Wednesday, February 13, 2008

Busy Until Next Week

We all know that life is cyclic.  Eon by eon, century by century, and minute by minute, we experience the rise and fall of galaxies, empires, hormones, sun tans.  The axes upon which these cycles revolve vary, and so does our ability to perceive them.  Our lives themselves may seem linear, with a definite beginning, middle and end.  This apparent linearity is evident in how different the end of life appears from the beginning.  For example, as a recently-turned 30 year old, I can hardly relate to the person I was ten years ago.  But, perhaps, this process of maturation and growth isn't so linear, as it is a first time around in my cycle.  Maybe as I age, I will seem more and more familiar to myself, until I recognize myself in all that I do, similar to that of a child.  "Really, though," my sister observed recently about her twin three-year old sons, "they act like old men sometimes." So, maybe taking a step back, we see how the extremes of life are not so different after all.  And if we take a step even farther back, we can see how we are created from the earth's matter and return to the earth at the end.  

The current axis around which my cycle revolves is the ebb and flow of exam time.  As a first year medical student, I am enrolled in two main courses at any one time.  In the beginning of the school year, I tangoed with Anatomy and Histology.  Embryology was incorporated into Histology.  The third class that runs the entire academic year is called Clinical Medicine, where we are taught exactly that, clinical medicine.  The class includes some gravy topics, like evidence-based medicine, complementary and alternative medicine and other such catchalls not included in basic medical science.

After the whirlwind of Anatomy and Histology, we began Biochemistry and Physiology.  These two classes are appreciably more interesting than the first two--because they are more than memorization, memorization, memorization--but it's still too easy to complain about them.  

In one week (here is the cycle of my life) we have our last biochem exam.  A week after than, the final physiology exam, followed by spring break, followed by the final push towards summer vacation.  

In many ways, this has been an absolutely bizarre year.  Medical school gives a certain amount of assurance about my future.  Long term, I know I will have a job that I will most likely enjoy.
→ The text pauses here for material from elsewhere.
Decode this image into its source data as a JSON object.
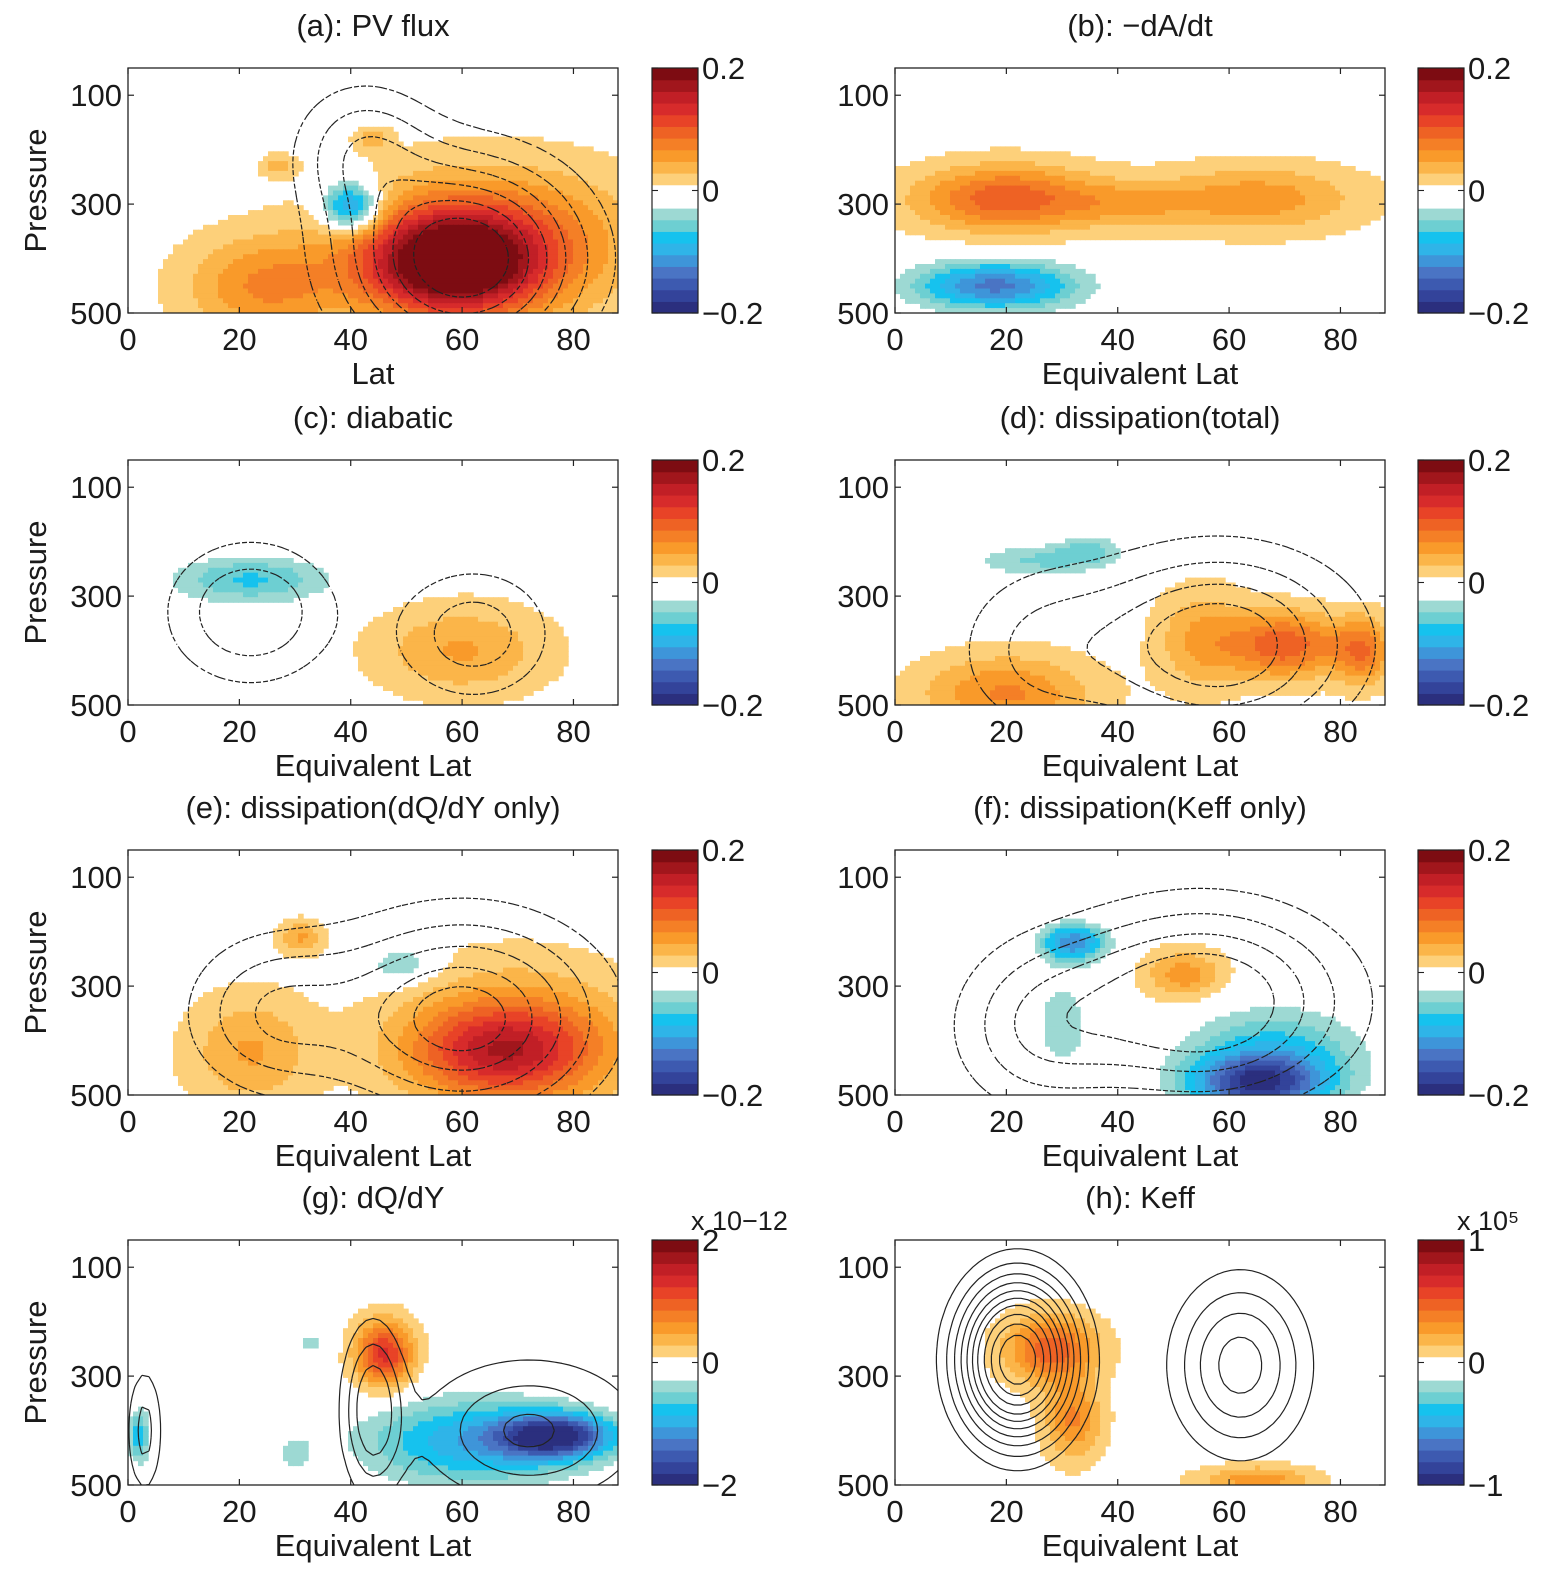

I know that I will not have to worry about paying off my substantial student debt and for the most part I will be able to make a difference in the lives of my patients.  But, aside from those securities, I feel completely insecure.  

Hopefully, this blog will be a respite from that insecurity, an outlet for the emotional ups and downs endemic to life as a medical student.  

So, the countdown begins.  Six more days left of biochem.  On the seventh day, I'll be able to take a breather, see a movie, relax a bit, until the cycle of stress and pressured studying begins again.  We'll see how this blog project responds to cycle.  Hopefully, it will not be my greatest accomplishment of these next four years.